The French Connection (William Friedkin / U.S., 1971):

A distinct New York outlook, truculent pigs and dandified frogs in "a goddamn desert full of junkies." Gangbusters adjusted to grungy 1970s ambiguity kicks off with contrasting brands of brutality, a bloody rubout that interrupts a tranquil stroll through Marseilles versus a riotous Brooklyn bust that introduces the gutter law in Santa’s hat and beard. No need to look too hard for crime, the vicious Irish cop (Gene Hackman) heads off to the nightclub after a long day’s work and his lizard brain inevitably zeros in on the small-time hustler (Tony Lo Bianco) lounging opulently at a nearby table.
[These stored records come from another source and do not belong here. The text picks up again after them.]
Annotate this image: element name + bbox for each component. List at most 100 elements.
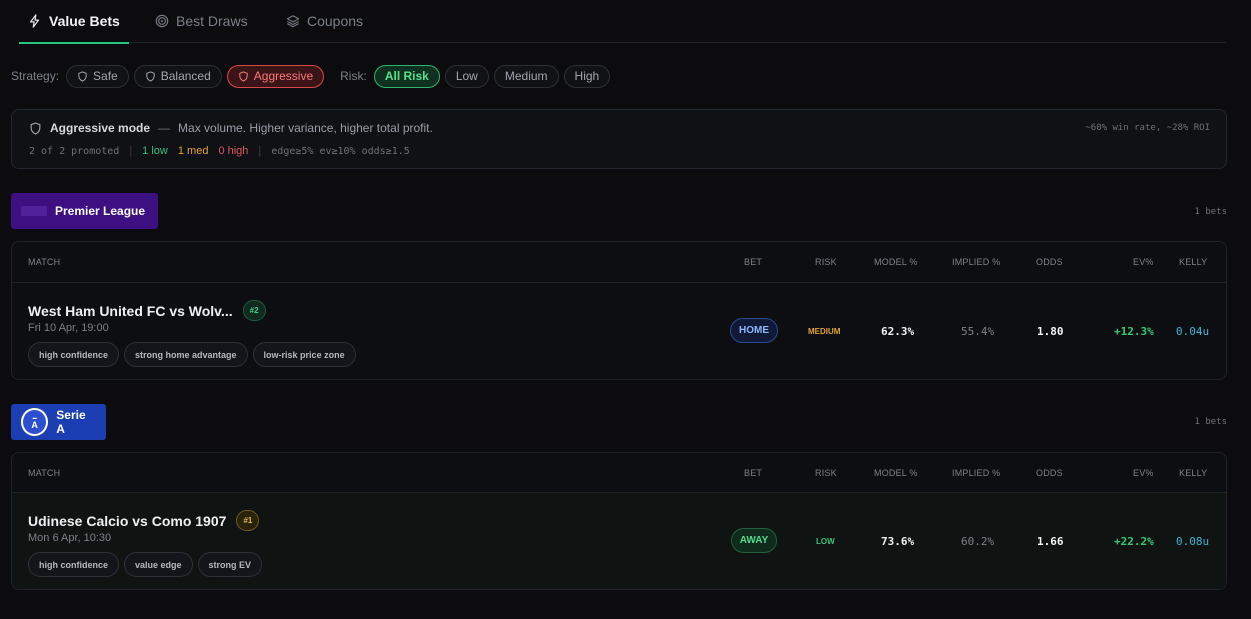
col-bet: BET <box>744 257 763 267</box>
col-model: MODEL % <box>874 468 918 478</box>
implied-pct: 55.4% <box>961 325 995 338</box>
risk-label: Risk: <box>340 69 367 83</box>
league-name: Premier League <box>55 204 146 218</box>
league-name: Serie A <box>56 408 86 436</box>
strategy-aggressive-label: Aggressive <box>253 69 314 83</box>
tag-list: high confidence strong home advantage lo… <box>28 342 356 367</box>
risk-all-button[interactable]: All Risk <box>373 64 440 88</box>
serie-a-logo: ▬ A <box>21 408 49 436</box>
mode-title: Aggressive mode <box>50 121 151 135</box>
match-name: West Ham United FC vs Wolv... <box>28 302 233 319</box>
high-count: 0 high <box>218 145 249 157</box>
lightning-icon <box>30 14 40 28</box>
col-implied: IMPLIED % <box>952 468 1001 478</box>
col-odds: ODDS <box>1036 257 1063 267</box>
col-bet: BET <box>744 468 763 478</box>
table-row[interactable]: West Ham United FC vs Wolv... #2 Fri 10 … <box>12 283 1226 379</box>
promoted-count: 2 of 2 promoted <box>29 145 120 157</box>
divider: | <box>258 145 262 157</box>
model-pct: 62.3% <box>881 325 915 338</box>
col-ev: EV% <box>1133 257 1154 267</box>
rank-badge: #1 <box>236 510 260 531</box>
league-header-premier-league: Premier League <box>11 193 158 229</box>
bets-table-serie-a: MATCH BET RISK MODEL % IMPLIED % ODDS EV… <box>11 452 1227 590</box>
bets-count: 1 bets <box>1194 417 1227 427</box>
col-implied: IMPLIED % <box>952 257 1001 267</box>
bet-badge: AWAY <box>731 528 777 553</box>
low-count: 1 low <box>142 145 168 157</box>
mode-stats: ~60% win rate, ~28% ROI <box>1085 123 1210 133</box>
risk-value: LOW <box>816 537 835 546</box>
strategy-balanced-label: Balanced <box>160 69 211 83</box>
league-header-serie-a: ▬ A Serie A <box>11 404 106 440</box>
col-ev: EV% <box>1133 468 1154 478</box>
filter-bar: Strategy: Safe Balanced Aggressive Risk:… <box>11 64 615 88</box>
strategy-aggressive-button[interactable]: Aggressive <box>226 64 325 88</box>
bets-count: 1 bets <box>1194 207 1227 217</box>
bets-table-premier-league: MATCH BET RISK MODEL % IMPLIED % ODDS EV… <box>11 241 1227 380</box>
bet-badge: HOME <box>730 318 778 343</box>
target-icon <box>155 14 169 28</box>
match-name-wrap: West Ham United FC vs Wolv... #2 <box>28 300 266 321</box>
ev-value: +12.3% <box>1114 325 1154 338</box>
table-header: MATCH BET RISK MODEL % IMPLIED % ODDS EV… <box>12 242 1226 283</box>
match-date: Mon 6 Apr, 10:30 <box>28 532 112 544</box>
match-date: Fri 10 Apr, 19:00 <box>28 322 109 334</box>
kelly-value: 0.04u <box>1176 325 1210 338</box>
col-model: MODEL % <box>874 257 918 267</box>
tag: strong home advantage <box>124 342 248 367</box>
table-row[interactable]: Udinese Calcio vs Como 1907 #1 Mon 6 Apr… <box>12 493 1226 589</box>
risk-low-button[interactable]: Low <box>444 64 489 88</box>
col-match: MATCH <box>28 257 61 267</box>
mode-description: Max volume. Higher variance, higher tota… <box>178 121 433 135</box>
kelly-value: 0.08u <box>1176 535 1210 548</box>
shield-icon <box>78 70 87 82</box>
col-match: MATCH <box>28 468 61 478</box>
tag: strong EV <box>197 552 263 577</box>
odds-value: 1.66 <box>1037 535 1064 548</box>
shield-icon <box>30 121 41 135</box>
col-risk: RISK <box>815 468 837 478</box>
serie-a-logo-letter: A <box>31 419 38 430</box>
mode-dash: — <box>158 121 171 135</box>
premier-league-logo <box>21 206 47 216</box>
tab-label: Value Bets <box>49 13 120 29</box>
col-odds: ODDS <box>1036 468 1063 478</box>
shield-icon <box>239 70 248 82</box>
match-name-wrap: Udinese Calcio vs Como 1907 #1 <box>28 510 260 531</box>
implied-pct: 60.2% <box>961 535 995 548</box>
col-kelly: KELLY <box>1179 257 1208 267</box>
mode-info-panel: Aggressive mode — Max volume. Higher var… <box>11 109 1227 169</box>
col-risk: RISK <box>815 257 837 267</box>
strategy-balanced-button[interactable]: Balanced <box>133 64 222 88</box>
tag: high confidence <box>28 342 120 367</box>
strategy-label: Strategy: <box>11 69 60 83</box>
tab-label: Coupons <box>307 13 364 29</box>
tag: low-risk price zone <box>252 342 356 367</box>
divider: | <box>129 145 133 157</box>
risk-high-button[interactable]: High <box>563 64 611 88</box>
match-name: Udinese Calcio vs Como 1907 <box>28 512 227 529</box>
table-header: MATCH BET RISK MODEL % IMPLIED % ODDS EV… <box>12 453 1226 493</box>
tab-bar: Value Bets Best Draws Coupons <box>19 0 1226 44</box>
tag-list: high confidence value edge strong EV <box>28 552 263 577</box>
strategy-safe-button[interactable]: Safe <box>66 64 129 88</box>
strategy-safe-label: Safe <box>93 69 118 83</box>
tab-best-draws[interactable]: Best Draws <box>146 13 257 43</box>
col-kelly: KELLY <box>1179 468 1208 478</box>
tag: high confidence <box>28 552 120 577</box>
shield-icon <box>146 70 155 82</box>
tab-label: Best Draws <box>176 13 248 29</box>
rank-badge: #2 <box>242 300 266 321</box>
odds-value: 1.80 <box>1037 325 1064 338</box>
model-pct: 73.6% <box>881 535 915 548</box>
tag: value edge <box>124 552 193 577</box>
med-count: 1 med <box>177 145 209 157</box>
risk-value: MEDIUM <box>808 327 841 336</box>
tab-value-bets[interactable]: Value Bets <box>19 13 129 44</box>
risk-medium-button[interactable]: Medium <box>493 64 559 88</box>
layers-icon <box>286 15 300 28</box>
ev-value: +22.2% <box>1114 535 1154 548</box>
tab-coupons[interactable]: Coupons <box>277 13 372 43</box>
criteria: edge≥5% ev≥10% odds≥1.5 <box>271 145 410 157</box>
A hunch is all it takes for obsession to seize hold, the narc and his partner (Roy Scheider) tug at the thread and find a Gallic heroin kingpin (Fernando Rey) planning a business expansion, "89% pure junk" and 60 kilos of it. "The son of a bitch is here. I saw him. I'm gonna get him." William Friedkin takes his mark from Don Siegel and Costa-Gavras, belligerent action portraits in quick, hard, racy strokes. Grain is the texture of choice, the brickier and danker the better, the snapshot of the city runs from Brooklyn Bridge traffic jams to Madison Avenue in the metallic grip of winter. (A Washington D.C. rendezvous with the Capitol Dome in the distance gives a taste of Lewis' The Undercover Man.) The central joke is the extended flirtation between Hackman's blue-collar flatfoot and Rey's debonair lawbreaker, complete with awkward dinner date (the camera zooms from the visitor's restaurant banquet to the copper shivering outside with foul pizza and coffee) and underground two-step at the Grand Central Station subway, capped with a smile and a wave. By contrast, the celebrated Pontiac LeMans/elevated train pas de deux is a raging consummation, bumper-level POVs alternating with windshield reflections until Kubrickian "Star Gate" abstractions all but emerge. "Pay attention, we're going to ask question later!" Frankenheimer has the official sequel, Friedkin himself the unofficial one (To Live and Die in L.A.), Rush the coruscating caricature (Freebie and the Bean). Cinematography by Owen Roizman. With Marcel Bozzuffi, Frédéric de Pasquale, and Bill Hickman.